Tenho um amigo cinquentão que, volta e meia, vem me mostrar seu novo dispositivo de memória com capacidade expandida. “Peter, olha só esse pen drive que eu comprei,” disse em 2008. “Tenho 200 músicas gravadas aqui dentro!” Em 2009, ele chegou todo pimpão, os olhinhos brilhando. “Peter, olha só, agora são mil músicas! E posso até colocar o pen drive no som do carro, não é demais?” Eu olhava praqueles negócios e não via graça nenhuma. Qual sentido havia em ter mil músicas num pedacinho de plástico pra meter no computador? Onde estavam as fotos dos músicos? O que tinha sido feito do encarte com a lista de músicas, as informações sobre a gravação e (muitas vezes, mas nem sempre) um texto inteligente para colocar a música no seu devido contexto?

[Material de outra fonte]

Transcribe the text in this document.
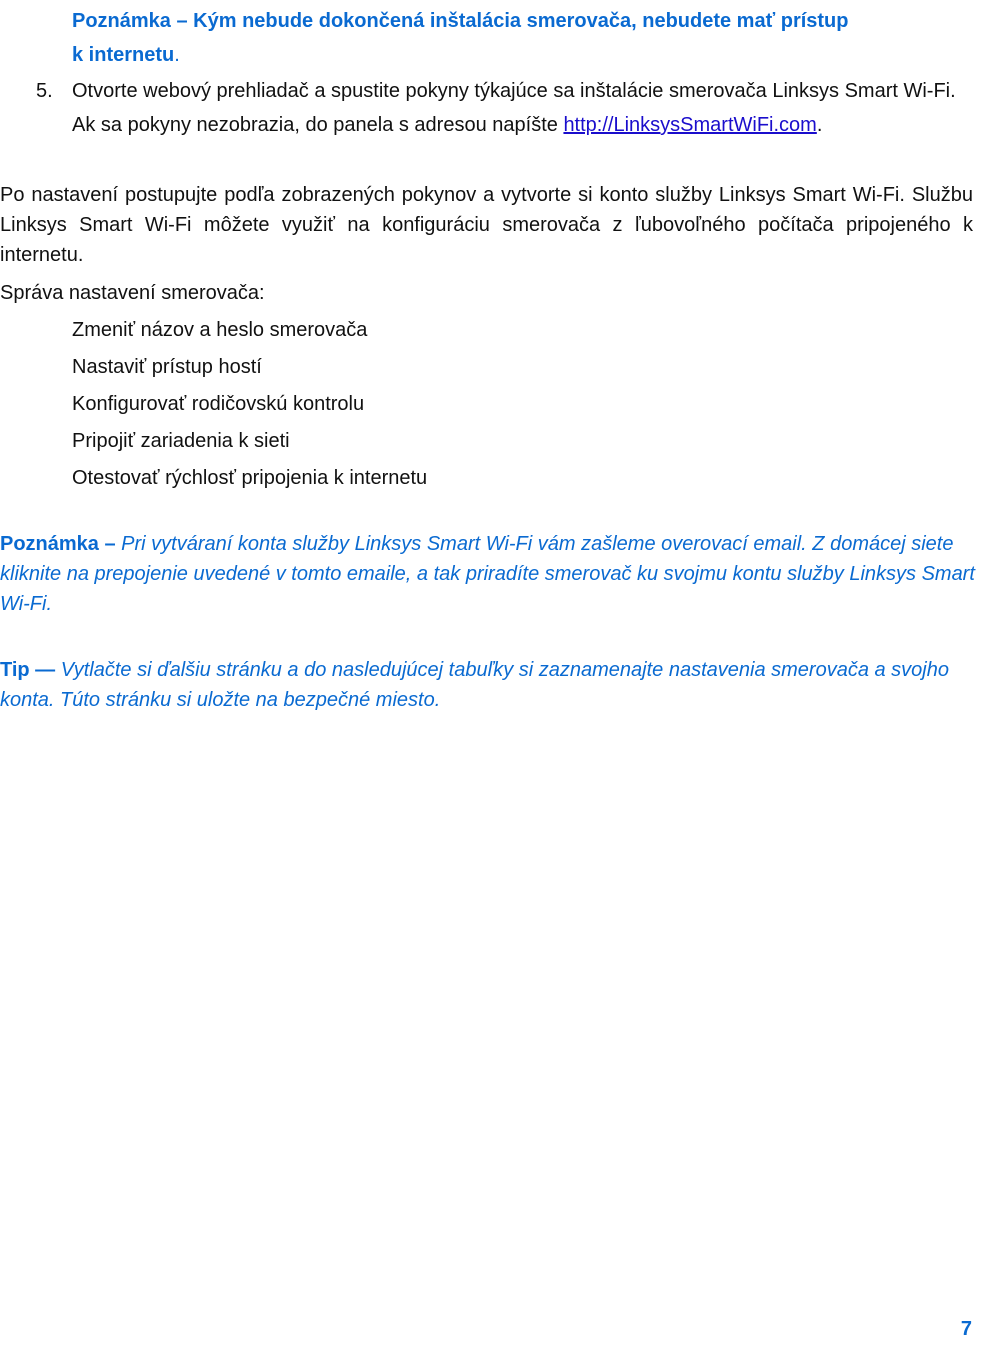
Poznámka – Kým nebude dokončená inštalácia smerovača, nebudete mať prístup
k internetu.
5. Otvorte webový prehliadač a spustite pokyny týkajúce sa inštalácie smerovača Linksys Smart Wi-Fi. Ak sa pokyny nezobrazia, do panela s adresou napíšte http://LinksysSmartWiFi.com.

Po nastavení postupujte podľa zobrazených pokynov a vytvorte si konto služby Linksys Smart Wi-Fi. Službu Linksys Smart Wi-Fi môžete využiť na konfiguráciu smerovača z ľubovoľného počítača pripojeného k internetu.

Správa nastavení smerovača:
Zmeniť názov a heslo smerovača
Nastaviť prístup hostí
Konfigurovať rodičovskú kontrolu
Pripojiť zariadenia k sieti
Otestovať rýchlosť pripojenia k internetu

Poznámka – Pri vytváraní konta služby Linksys Smart Wi-Fi vám zašleme overovací email. Z domácej siete kliknite na prepojenie uvedené v tomto emaile, a tak priradíte smerovač ku svojmu kontu služby Linksys Smart Wi-Fi.

Tip — Vytlačte si ďalšiu stránku a do nasledujúcej tabuľky si zaznamenajte nastavenia smerovača a svojho konta. Túto stránku si uložte na bezpečné miesto.

7
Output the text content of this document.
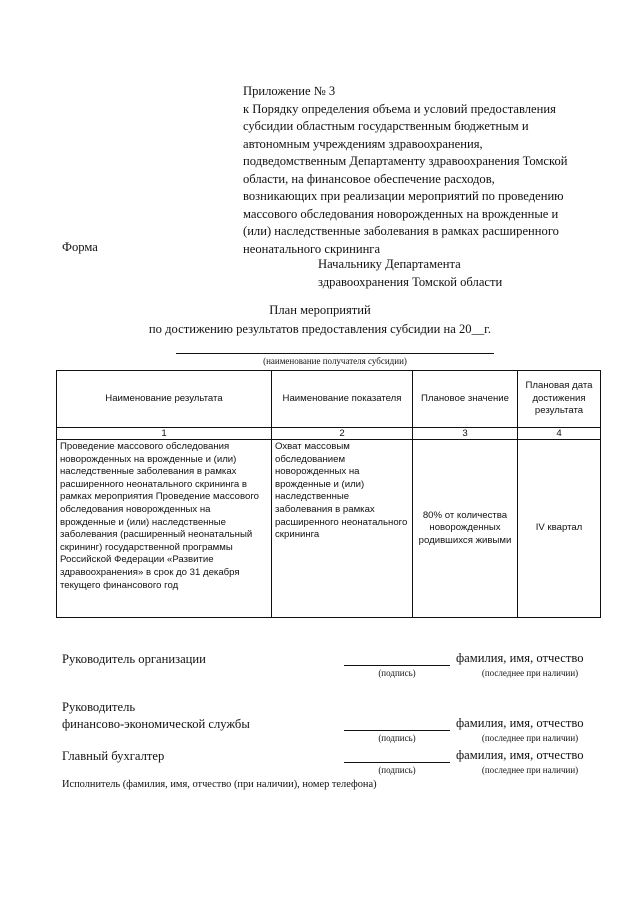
Приложение № 3
к Порядку определения объема и условий предоставления
субсидии областным государственным бюджетным и
автономным учреждениям здравоохранения,
подведомственным Департаменту здравоохранения Томской
области, на финансовое обеспечение расходов,
возникающих при реализации мероприятий по проведению
массового обследования новорожденных на врожденные и
(или) наследственные заболевания в рамках расширенного
неонатального скрининга
Форма
Начальнику Департамента
здравоохранения Томской области
План мероприятий
по достижению результатов предоставления субсидии на 20__г.
(наименование получателя субсидии)
Наименование результата	Наименование показателя	Плановое значение	Плановая дата достижения результата
1	2	3	4
Проведение массового обследования новорожденных на врожденные и (или) наследственные заболевания в рамках расширенного неонатального скрининга в рамках мероприятия Проведение массового обследования новорожденных на врожденные и (или) наследственные заболевания (расширенный неонатальный скрининг) государственной программы Российской Федерации «Развитие здравоохранения» в срок до 31 декабря текущего финансового год	Охват массовым обследованием новорожденных на врожденные и (или) наследственные заболевания в рамках расширенного неонатального скрининга	80% от количества новорожденных родившихся живыми	IV квартал
Руководитель организации	фамилия, имя, отчество
(подпись)	(последнее при наличии)
Руководитель
финансово-экономической службы	фамилия, имя, отчество
(подпись)	(последнее при наличии)
Главный бухгалтер	фамилия, имя, отчество
(подпись)	(последнее при наличии)
Исполнитель (фамилия, имя, отчество (при наличии), номер телефона)
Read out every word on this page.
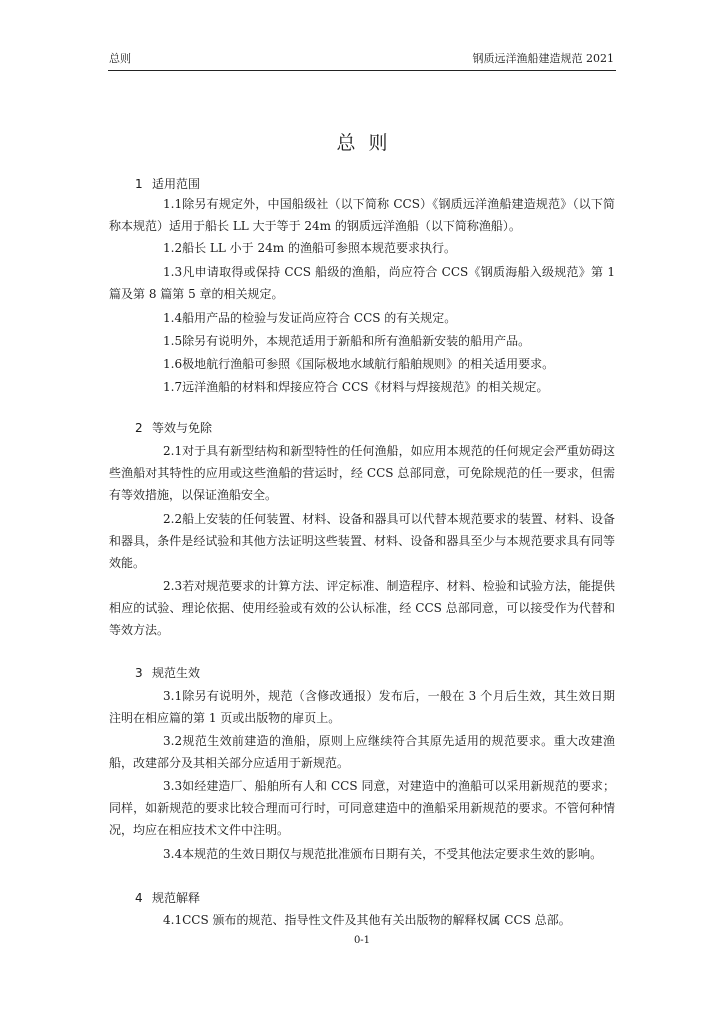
总则	钢质远洋渔船建造规范 2021
总则
1 适用范围
1.1除另有规定外，中国船级社（以下简称 CCS）《钢质远洋渔船建造规范》（以下简称本规范）适用于船长 LL 大于等于 24m 的钢质远洋渔船（以下简称渔船）。
1.2船长 LL 小于 24m 的渔船可参照本规范要求执行。
1.3凡申请取得或保持 CCS 船级的渔船，尚应符合 CCS《钢质海船入级规范》第 1 篇及第 8 篇第 5 章的相关规定。
1.4船用产品的检验与发证尚应符合 CCS 的有关规定。
1.5除另有说明外，本规范适用于新船和所有渔船新安装的船用产品。
1.6极地航行渔船可参照《国际极地水域航行船舶规则》的相关适用要求。
1.7远洋渔船的材料和焊接应符合 CCS《材料与焊接规范》的相关规定。
2 等效与免除
2.1对于具有新型结构和新型特性的任何渔船，如应用本规范的任何规定会严重妨碍这些渔船对其特性的应用或这些渔船的营运时，经 CCS 总部同意，可免除规范的任一要求，但需有等效措施，以保证渔船安全。
2.2船上安装的任何装置、材料、设备和器具可以代替本规范要求的装置、材料、设备和器具，条件是经试验和其他方法证明这些装置、材料、设备和器具至少与本规范要求具有同等效能。
2.3若对规范要求的计算方法、评定标准、制造程序、材料、检验和试验方法，能提供相应的试验、理论依据、使用经验或有效的公认标准，经 CCS 总部同意，可以接受作为代替和等效方法。
3 规范生效
3.1除另有说明外，规范（含修改通报）发布后，一般在 3 个月后生效，其生效日期注明在相应篇的第 1 页或出版物的扉页上。
3.2规范生效前建造的渔船，原则上应继续符合其原先适用的规范要求。重大改建渔船，改建部分及其相关部分应适用于新规范。
3.3如经建造厂、船舶所有人和 CCS 同意，对建造中的渔船可以采用新规范的要求；同样，如新规范的要求比较合理而可行时，可同意建造中的渔船采用新规范的要求。不管何种情况，均应在相应技术文件中注明。
3.4本规范的生效日期仅与规范批准颁布日期有关，不受其他法定要求生效的影响。
4 规范解释
4.1CCS 颁布的规范、指导性文件及其他有关出版物的解释权属 CCS 总部。
0-1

Agora, meu amigo se rendeu ao iPhone (e eu também), onde guarda 2 mil arquivos de áudio – sem contar os outros 8 mil no computador de casa. Eu não tenho nenhum arquivo de áudio. Mas tenho mais de 5 mil CDs que ocupam a maior parede da minha sala, cuidadosamente organizados alfabeticamente e por gênero, numa estante de 8,5 metros de comprimento por 1,80 metros de altura, completamente abarrotada. Dói perceber que nunca precisarei mandar fazer outra estante como aquela.

Sim, eu sei que nada daquilo é original, nenhum som, nada, naninha mesmo. Ainda assim, ao longo dos anos cada álbum foi incorporando histórias e memórias, manchas de mofo e de gordura, riscos e trincas em suas frágeis capinhas plásticas (quem as inventou deveria ser empalado vivo!). A música lá em casa é guardada com carinho, pois pertence a um mundo que se foi. As pessoas só irão sentir falta das horas e horas deliciosamente desperdiçadas fuçando centenas de discos numa loja quando este universo musical, um dos retratos do século XX, se tornar pretérito. As lojas de discos estão fechando e o fim dos CDs está muito próximo.

Daí a importância de contarmos com uma benção chamada Maria João Pires. Cada apresentação sua é imperdível. As três próximas acontecem no Festival Internacional de Inverno de Campos do Jordão. Nos dias 17 de julho e 18 de julho, em Campos do Jordão, ela solará obras de Beethoven e Strauss ao lado da Orquestra Sinfônica do Estado de São Paulo (Osesp).

Dez dias antes, em 9 de julho, o recital será na Sala São Paulo. Maria João Pires tocará Bach e Beethoven em dueto com outro virtuose, o nosso grande violoncelista Antonio Meneses. Tal conjunção de talentos tem potencial para produzir exatamente aquele tipo de música que se fazia no tempo de Wagner, Mahler e Nikish, quando a música era feita para guardar na memória.